Seanad debates

Tuesday, 4 February 2003

Immigration Bill 2002: Report Stage.

 

2:30 pm

Photo of Michael McDowellMichael McDowell (Dublin South East, Progressive Democrats)

The primary purpose of the carrier liability provisions in the Bill is quite straightforward. Carriers which bring non-national passengers into the State should satisfy themselves that those passengers have with them the appropriate documentation to allow them to disembark at their destination – be it a port or airport – in accordance with Irish immigration requirements. For that to work in a sensible practical way, it has to apply to every vehicle arriving in the State from outside the common travel area and, accordingly, it has to apply to the persons responsible for every such vehicle. The Bill, as it stands and subject to the right of the House to amend it, carefully defines a "carrier" in an inclusive all encompassing way.

I do not believe Senator Terry's amendment would add anything helpful to the definition. For example, if I travel alone in a camper van, commercial truck or minibus from France to Rosslare, no issues arise for me under the carrier liability provisions. If, on the other hand, I travel the same route with passengers, there may be issues under this legislation but the immigration officer will not know whether I am alone or whether I have passengers, nor can he tell what is the situation even if the vehicle is not designed for passengers or if it is not customarily used for carrying paying passengers.

The thinking behind the proposed use of the term "carriers of passengers", as suggested by Deputy Terry's amendment, appears to be a desire to confine the scope of the carrier liability provisions to commercial passenger carriers, airlines, ferries and bus companies only. However, it ignores the practicality that unless the term "carrier" applies universally to all arrivals in the State, private and commercial, designed for passengers or cargo only, or for both, the scheme simply will not work. A definition of the sort proposed in the amendment, in attempting to exempt the driver of a private car, actually provides a coach and four, if I may mix metaphors, for the smart and unscrupulous operator to find a way to circumvent the law.

It is not as if the Bill would place an unbearable burden on the operator of a private vehicle. It is only common sense that a driver should know who is in his or her car and check before embarking on the journey that everybody has their passports. In the example of the Rosslare-Cherbourg ferry, the term "carrier" has two meanings in that context.
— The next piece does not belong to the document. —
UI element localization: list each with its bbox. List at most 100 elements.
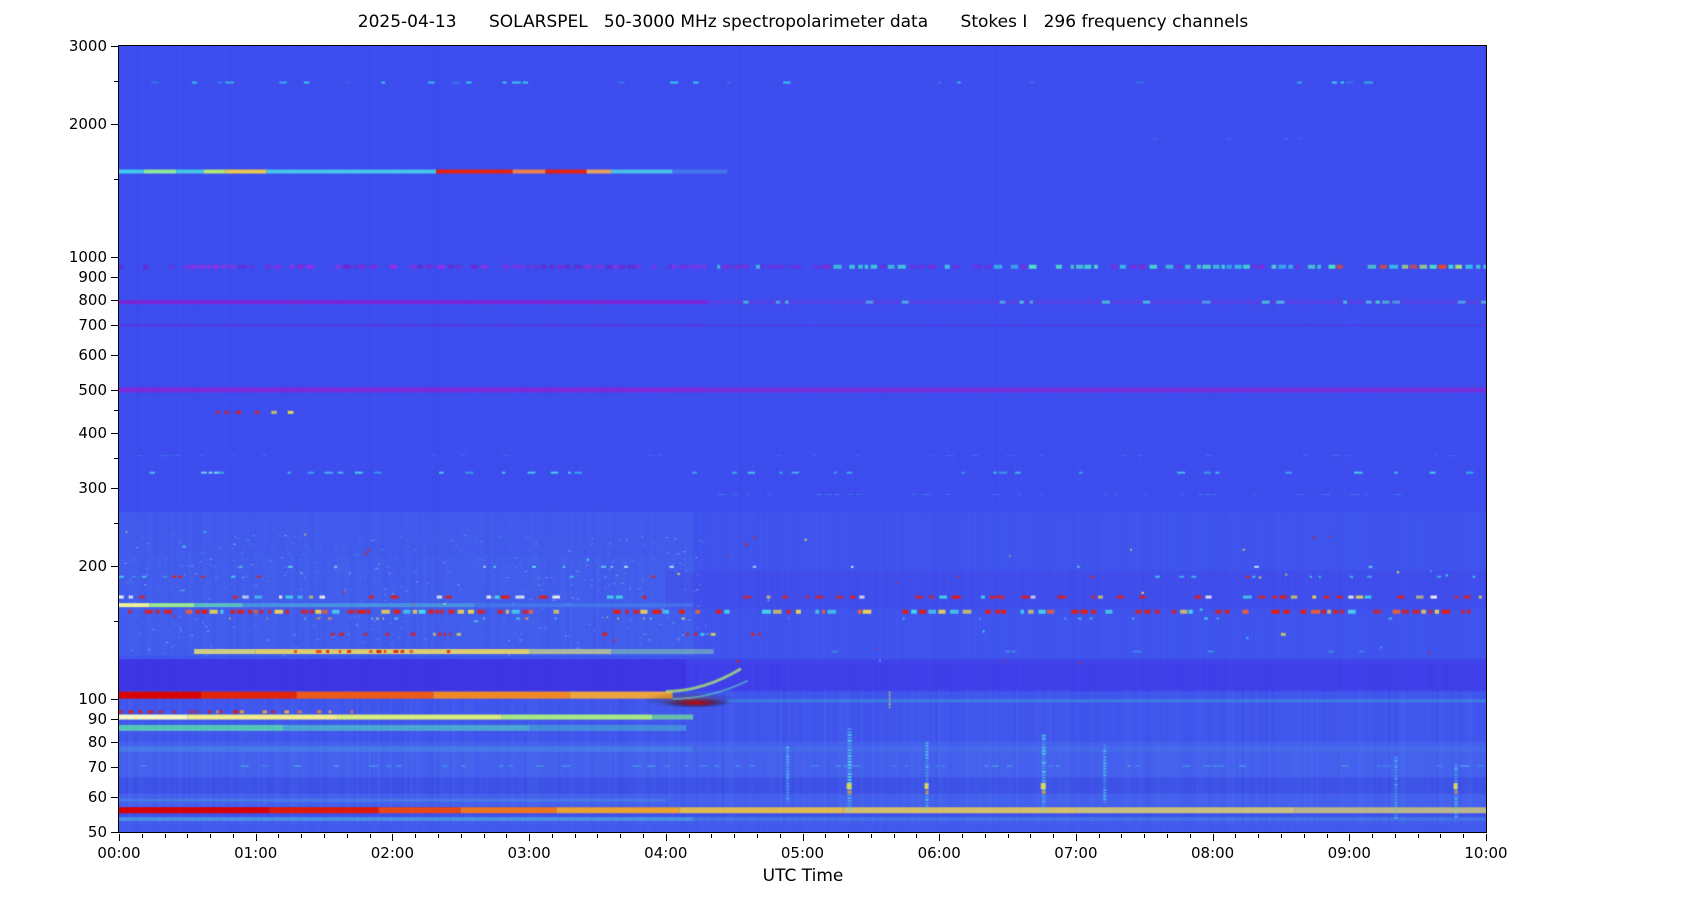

If the carrier is the master of the ship in one sense and also the driver of a vehicle that goes on to the ship in another sense both are encompassed within the definition. In order to get on the Rosslare-Cherbourg ferry at Cherbourg, for example, one will have to satisfy the owners of the boat or the master of the boat that one is documented. It will not be a problem for somebody who is driving their family or driving a group of friends onto a boat in a car because the ferry owner will be caught by this legislation and will not allow undocumented passengers onto the boat.

If I was to say that, in this context, a carrier should be defined as a "carrier of passengers", it could be implied that if one is driving a vehicle not adapted for passengers, they are somehow outside the category. The only sense of such an amendment would be to put the carrier – the owner of a lorry, camper, caravan or whatever – at a disadvantage in so far as there were unknown passengers on their vehicle.